Methods: A convenience sample of 3,184 licensed clinicians from across the United States were recruited to participate in a cross-sectional online survey about the impact of COVID-19 on their personal and professional lives. Data collected in this survey measured STS; PTSD using the Posttraumatic Checklist-5 (PCL-5), Resilience using the Brief Resilience Scale (BRS), attachment styles using the Adult Attachment Questionnaire (AAQ), exposure to a range of past traumas using the Life Events Checklist-5 (LEC-5), post traumatic growth using the Post-Traumatic Growth scale (PTG), secondary trauma, compassion satisfaction, and burnout using the Professional Quality of Life scale (ProQOL), as well as a single item gauging enduring stress from the pandemic. Consistent with prior research, STS was operationalized by the product of scores from the PCL-5 and the ProQOL secondary trauma subscale. All of the scales in this survey were open source and highly validated.

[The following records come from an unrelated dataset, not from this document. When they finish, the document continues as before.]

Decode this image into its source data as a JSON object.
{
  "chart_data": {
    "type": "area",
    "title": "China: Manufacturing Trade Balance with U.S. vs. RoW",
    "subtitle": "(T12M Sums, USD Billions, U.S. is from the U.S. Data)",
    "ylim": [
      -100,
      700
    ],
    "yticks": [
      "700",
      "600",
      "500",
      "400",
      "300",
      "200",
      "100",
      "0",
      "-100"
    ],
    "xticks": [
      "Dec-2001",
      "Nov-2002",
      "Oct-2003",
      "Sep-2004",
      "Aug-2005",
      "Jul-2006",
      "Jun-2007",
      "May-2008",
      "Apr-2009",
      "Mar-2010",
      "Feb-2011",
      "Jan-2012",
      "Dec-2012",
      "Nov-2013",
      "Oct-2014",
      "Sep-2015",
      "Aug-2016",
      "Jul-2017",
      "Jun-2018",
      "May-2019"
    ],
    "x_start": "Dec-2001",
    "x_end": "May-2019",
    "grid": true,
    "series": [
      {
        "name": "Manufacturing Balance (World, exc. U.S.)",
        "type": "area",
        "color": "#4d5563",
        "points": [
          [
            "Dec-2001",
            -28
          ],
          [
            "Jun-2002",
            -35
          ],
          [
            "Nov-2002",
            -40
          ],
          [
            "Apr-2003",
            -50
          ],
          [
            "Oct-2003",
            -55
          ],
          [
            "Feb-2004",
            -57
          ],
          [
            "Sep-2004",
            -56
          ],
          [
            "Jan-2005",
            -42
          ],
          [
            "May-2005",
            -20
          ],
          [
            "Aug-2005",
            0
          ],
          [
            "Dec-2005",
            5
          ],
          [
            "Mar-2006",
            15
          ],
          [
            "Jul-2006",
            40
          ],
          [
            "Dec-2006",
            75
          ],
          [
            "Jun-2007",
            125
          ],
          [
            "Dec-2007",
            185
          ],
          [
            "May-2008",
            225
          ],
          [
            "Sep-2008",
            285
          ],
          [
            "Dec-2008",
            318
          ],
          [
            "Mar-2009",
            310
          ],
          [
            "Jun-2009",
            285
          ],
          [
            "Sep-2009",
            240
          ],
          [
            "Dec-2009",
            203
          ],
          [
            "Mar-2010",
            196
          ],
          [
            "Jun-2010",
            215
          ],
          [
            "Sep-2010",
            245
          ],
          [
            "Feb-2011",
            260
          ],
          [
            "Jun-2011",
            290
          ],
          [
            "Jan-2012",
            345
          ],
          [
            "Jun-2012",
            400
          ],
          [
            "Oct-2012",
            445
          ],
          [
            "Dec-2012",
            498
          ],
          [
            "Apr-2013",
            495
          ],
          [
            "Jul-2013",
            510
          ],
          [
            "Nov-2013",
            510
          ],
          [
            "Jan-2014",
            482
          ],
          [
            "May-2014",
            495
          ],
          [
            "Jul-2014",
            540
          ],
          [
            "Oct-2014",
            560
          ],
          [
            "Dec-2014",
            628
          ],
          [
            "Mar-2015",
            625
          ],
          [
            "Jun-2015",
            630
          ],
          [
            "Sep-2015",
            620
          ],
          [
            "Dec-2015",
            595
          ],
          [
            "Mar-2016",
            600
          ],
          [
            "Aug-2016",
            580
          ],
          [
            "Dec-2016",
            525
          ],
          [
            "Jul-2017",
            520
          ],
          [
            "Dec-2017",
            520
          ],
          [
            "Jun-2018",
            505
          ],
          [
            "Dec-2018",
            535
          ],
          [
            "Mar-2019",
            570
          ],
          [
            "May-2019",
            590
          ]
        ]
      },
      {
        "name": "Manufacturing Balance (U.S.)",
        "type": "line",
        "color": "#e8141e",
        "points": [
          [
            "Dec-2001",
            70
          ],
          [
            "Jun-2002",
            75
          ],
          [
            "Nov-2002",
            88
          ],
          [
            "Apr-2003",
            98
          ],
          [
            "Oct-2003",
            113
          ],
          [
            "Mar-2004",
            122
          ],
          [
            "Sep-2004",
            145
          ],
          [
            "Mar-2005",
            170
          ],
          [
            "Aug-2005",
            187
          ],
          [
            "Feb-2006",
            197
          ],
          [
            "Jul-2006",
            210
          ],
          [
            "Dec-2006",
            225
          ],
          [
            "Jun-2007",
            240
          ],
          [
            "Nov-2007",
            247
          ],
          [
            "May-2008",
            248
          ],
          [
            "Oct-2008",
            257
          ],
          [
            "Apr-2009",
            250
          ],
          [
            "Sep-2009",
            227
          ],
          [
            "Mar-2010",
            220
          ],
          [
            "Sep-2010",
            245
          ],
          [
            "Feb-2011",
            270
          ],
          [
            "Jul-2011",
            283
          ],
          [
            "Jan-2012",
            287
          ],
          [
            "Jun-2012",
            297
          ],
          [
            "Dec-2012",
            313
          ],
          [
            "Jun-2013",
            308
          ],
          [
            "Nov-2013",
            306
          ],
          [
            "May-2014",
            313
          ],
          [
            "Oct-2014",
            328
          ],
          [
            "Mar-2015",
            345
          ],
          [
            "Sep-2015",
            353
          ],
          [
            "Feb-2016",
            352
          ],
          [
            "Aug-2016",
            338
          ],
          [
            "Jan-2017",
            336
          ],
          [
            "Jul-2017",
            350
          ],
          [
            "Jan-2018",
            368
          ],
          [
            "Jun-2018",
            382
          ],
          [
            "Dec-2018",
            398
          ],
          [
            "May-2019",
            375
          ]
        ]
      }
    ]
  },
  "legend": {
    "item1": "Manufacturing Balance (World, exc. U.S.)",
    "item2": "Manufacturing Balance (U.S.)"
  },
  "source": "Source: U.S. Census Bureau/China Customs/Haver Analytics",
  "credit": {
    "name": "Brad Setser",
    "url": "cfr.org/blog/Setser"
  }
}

Data analysis consisted of structural equation modeling (SEM) that included resilience as a mediator as well as four independent variables: avoidant and ambivalent-anxious attachment styles, exposure to a traumatic life event, and a single item assessing enduring stress from the COVID-19 pandemic specifically. The SEM used regression coefficients and R2 to estimate the impact of predictor variables on STS.
Results: The SEM results suggested small direct effects between the independent variables and their mediator, resilience (R2=.17). However, there were moderate direct effects detected between the independent variables and STS, with the overall R2 in the model being .40. When examining each independent variable’s direct effect on either resilience or STS, each variable’s coefficient was statistically significant at p <.01. Finally, consistent with findings from previous STS research, clinicians’ resilience was found to have an inverse relationship to STS.
Implications: The findings contribute to knowledge of STS during the COVID-19 pandemic, and how these collective traumatological environments may affect those seeking mental healthcare as well as the social workers providing it. By doing so, it both recenters the importance of provider’s wellbeing as critical to the social work profession, while also expanding the scope of social work research to further consider the complex and emergent issues facing the workforce, such as STS. Future studies should aim to recruit more diverse samples and continue to compare levels of STS in distinct traumatological environments.